Отказавшись от попытки непосредственно описать сущность и красоты небесного царства, автор трактата стремится возбудить у читателей представление о нем путем описания эмоционально–эстетической реакции на эту красоту идеальных жителей небесного царства—праведников, которым оно предназначено. «Тамо» ожидает их оставление всех земных забот, бед и горестей и обретение «непрестанного веселия»; там «ликование радостное и божественное» (27), «невещественное и невещественных благотворно уготованное торжество, праведных ликование» (30); «место вечнаго покоя и некончаемого благоточнаго наслаждения, идеже есть свет невечерний и крайнее благих наслаждение… неизреченное празднество, некончаемое ликование, безпрестанное веселие… благорадованное веселие, недоведомая сладость, неизреченная светлость, ненасыщаемое зрение…» (30—31) и т. д. и т. п.
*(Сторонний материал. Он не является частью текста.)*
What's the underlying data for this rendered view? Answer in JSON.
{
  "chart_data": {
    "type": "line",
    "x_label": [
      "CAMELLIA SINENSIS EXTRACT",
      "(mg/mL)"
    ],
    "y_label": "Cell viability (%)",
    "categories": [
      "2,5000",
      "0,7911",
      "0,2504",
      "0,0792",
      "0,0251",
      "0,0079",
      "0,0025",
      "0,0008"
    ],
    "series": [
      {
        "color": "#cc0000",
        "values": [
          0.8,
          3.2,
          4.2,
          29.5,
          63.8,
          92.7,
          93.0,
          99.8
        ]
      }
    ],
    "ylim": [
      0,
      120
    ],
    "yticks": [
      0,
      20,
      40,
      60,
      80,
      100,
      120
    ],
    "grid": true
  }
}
Все в царстве небесном направлено на духовное услаждение зрения и слуха небожителей, которые будут «яко ангелы Божии». Сами тела воскресших останутся теми же и одновременно «красновидно изменятся» так, что об их новой красоте «вышеестествене разумевати подобает нам» (37), ибо будет она «неизреченна» в своем «божественном осиянии» (31). Видимая красота человеческого тела достигнет, таким образом, своего предельного, идеального выражения. В том же плане понимает автор трактата и небесную музыку‑как запредельное совершенство музыки земной, доставляющее неописуемое наслаждение небожителям. Это неумолкающее пение небесных чинов: «херувимское славословление небесных сил» (27); «неописуемыя и благогласныя праздники невмещаемыя слухом ушес, изытием сердца несмыслемыи» (30); «пение тамо ангельское, не гласы бо мусикиискими, ниже струны краснопевными зде тлеемыми, но недостизаемыми некиими высокогласными ангельскими пении воспевается и глаголется божиим духом движимо». И нет ничего «сего пения сладостнейши» и «предивнейши» (34).
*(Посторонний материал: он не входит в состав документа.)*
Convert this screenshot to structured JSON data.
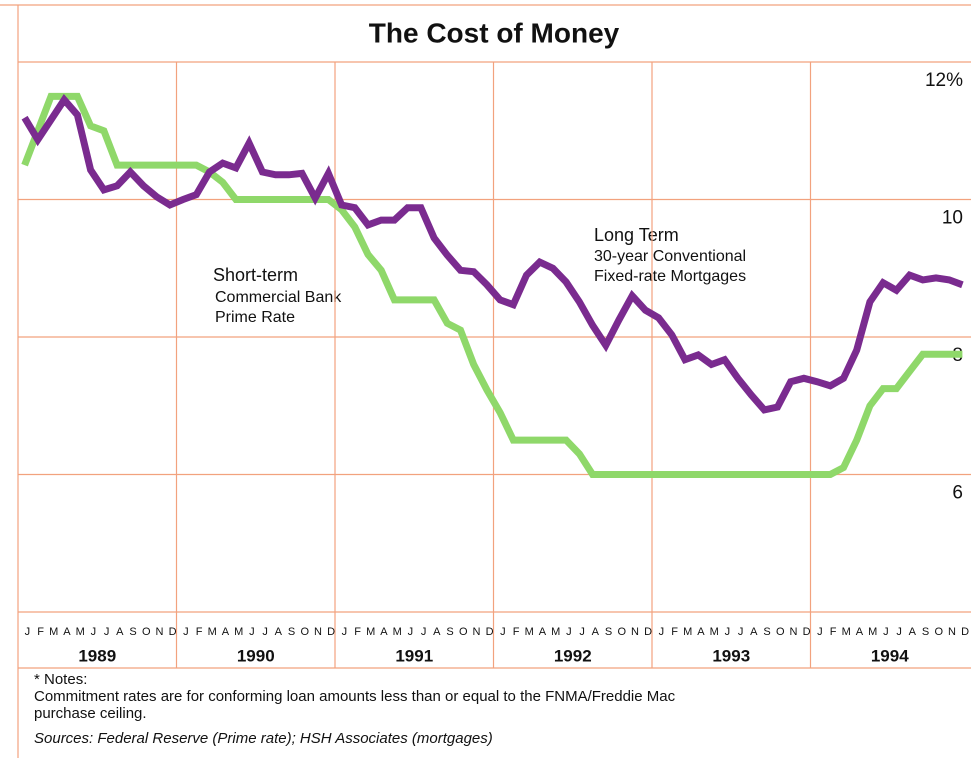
{
  "chart_data": {
    "type": "line",
    "title": "The Cost of Money",
    "categories": [
      "J",
      "F",
      "M",
      "A",
      "M",
      "J",
      "J",
      "A",
      "S",
      "O",
      "N",
      "D",
      "J",
      "F",
      "M",
      "A",
      "M",
      "J",
      "J",
      "A",
      "S",
      "O",
      "N",
      "D",
      "J",
      "F",
      "M",
      "A",
      "M",
      "J",
      "J",
      "A",
      "S",
      "O",
      "N",
      "D",
      "J",
      "F",
      "M",
      "A",
      "M",
      "J",
      "J",
      "A",
      "S",
      "O",
      "N",
      "D",
      "J",
      "F",
      "M",
      "A",
      "M",
      "J",
      "J",
      "A",
      "S",
      "O",
      "N",
      "D",
      "J",
      "F",
      "M",
      "A",
      "M",
      "J",
      "J",
      "A",
      "S",
      "O",
      "N",
      "D"
    ],
    "years": [
      "1989",
      "1990",
      "1991",
      "1992",
      "1993",
      "1994"
    ],
    "ylim": [
      4,
      12
    ],
    "yticks": [
      6,
      8,
      10,
      {
        "value": 12,
        "label": "12%"
      }
    ],
    "grid": true,
    "series": [
      {
        "name": "Long Term",
        "label_lines": [
          "30-year Conventional",
          "Fixed-rate Mortgages"
        ],
        "color": "#7a2b8f",
        "values": [
          11.19,
          10.87,
          11.16,
          11.45,
          11.23,
          10.43,
          10.14,
          10.2,
          10.4,
          10.2,
          10.04,
          9.92,
          10.0,
          10.07,
          10.4,
          10.53,
          10.46,
          10.82,
          10.4,
          10.36,
          10.36,
          10.38,
          10.02,
          10.38,
          9.92,
          9.88,
          9.63,
          9.7,
          9.7,
          9.88,
          9.88,
          9.44,
          9.19,
          8.97,
          8.95,
          8.76,
          8.54,
          8.47,
          8.9,
          9.09,
          9.0,
          8.8,
          8.51,
          8.17,
          7.88,
          8.25,
          8.6,
          8.39,
          8.28,
          8.03,
          7.67,
          7.74,
          7.6,
          7.67,
          7.4,
          7.16,
          6.94,
          6.98,
          7.35,
          7.4,
          7.35,
          7.29,
          7.4,
          7.81,
          8.51,
          8.79,
          8.68,
          8.9,
          8.83,
          8.86,
          8.83,
          8.76
        ]
      },
      {
        "name": "Short-term",
        "label_lines": [
          "Commercial Bank",
          "Prime Rate"
        ],
        "color": "#8fd86a",
        "values": [
          10.5,
          11.0,
          11.5,
          11.5,
          11.5,
          11.07,
          11.0,
          10.5,
          10.5,
          10.5,
          10.5,
          10.5,
          10.5,
          10.5,
          10.4,
          10.25,
          10.0,
          10.0,
          10.0,
          10.0,
          10.0,
          10.0,
          10.0,
          10.0,
          9.85,
          9.6,
          9.2,
          8.97,
          8.54,
          8.54,
          8.54,
          8.54,
          8.2,
          8.1,
          7.6,
          7.23,
          6.9,
          6.5,
          6.5,
          6.5,
          6.5,
          6.5,
          6.3,
          6.0,
          6.0,
          6.0,
          6.0,
          6.0,
          6.0,
          6.0,
          6.0,
          6.0,
          6.0,
          6.0,
          6.0,
          6.0,
          6.0,
          6.0,
          6.0,
          6.0,
          6.0,
          6.0,
          6.1,
          6.5,
          7.0,
          7.25,
          7.25,
          7.5,
          7.75,
          7.75,
          7.75,
          7.75
        ]
      }
    ],
    "notes": [
      "* Notes:",
      "Commitment rates are for conforming loan amounts less than or equal to the FNMA/Freddie Mac",
      "purchase ceiling."
    ],
    "source": "Sources: Federal Reserve (Prime rate); HSH Associates (mortgages)"
  }
}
Источником и центром всей этой идеальной духовно–эстетической ауры, некоего абсолютного моря духовной красоты и наслаждения является сама Троица, описанная автором в изощренной световой терминологии, —это «пребожественный в трех составех единосущный пребезначалный живоначалный и вышеначалный неизследимый неописанный недоведомый тресветлый свет» (31). Именно он немолчно воспевается и восхваляется на все лады ангельскими чинами как источник красоты, как «светодатель и благодатель», как главный объект духовного наслаждения. «Тамо» же «сияет тмами солнца светлейший неизреченный свет божественаго лица Господа нашего Иисуса Христа» (30).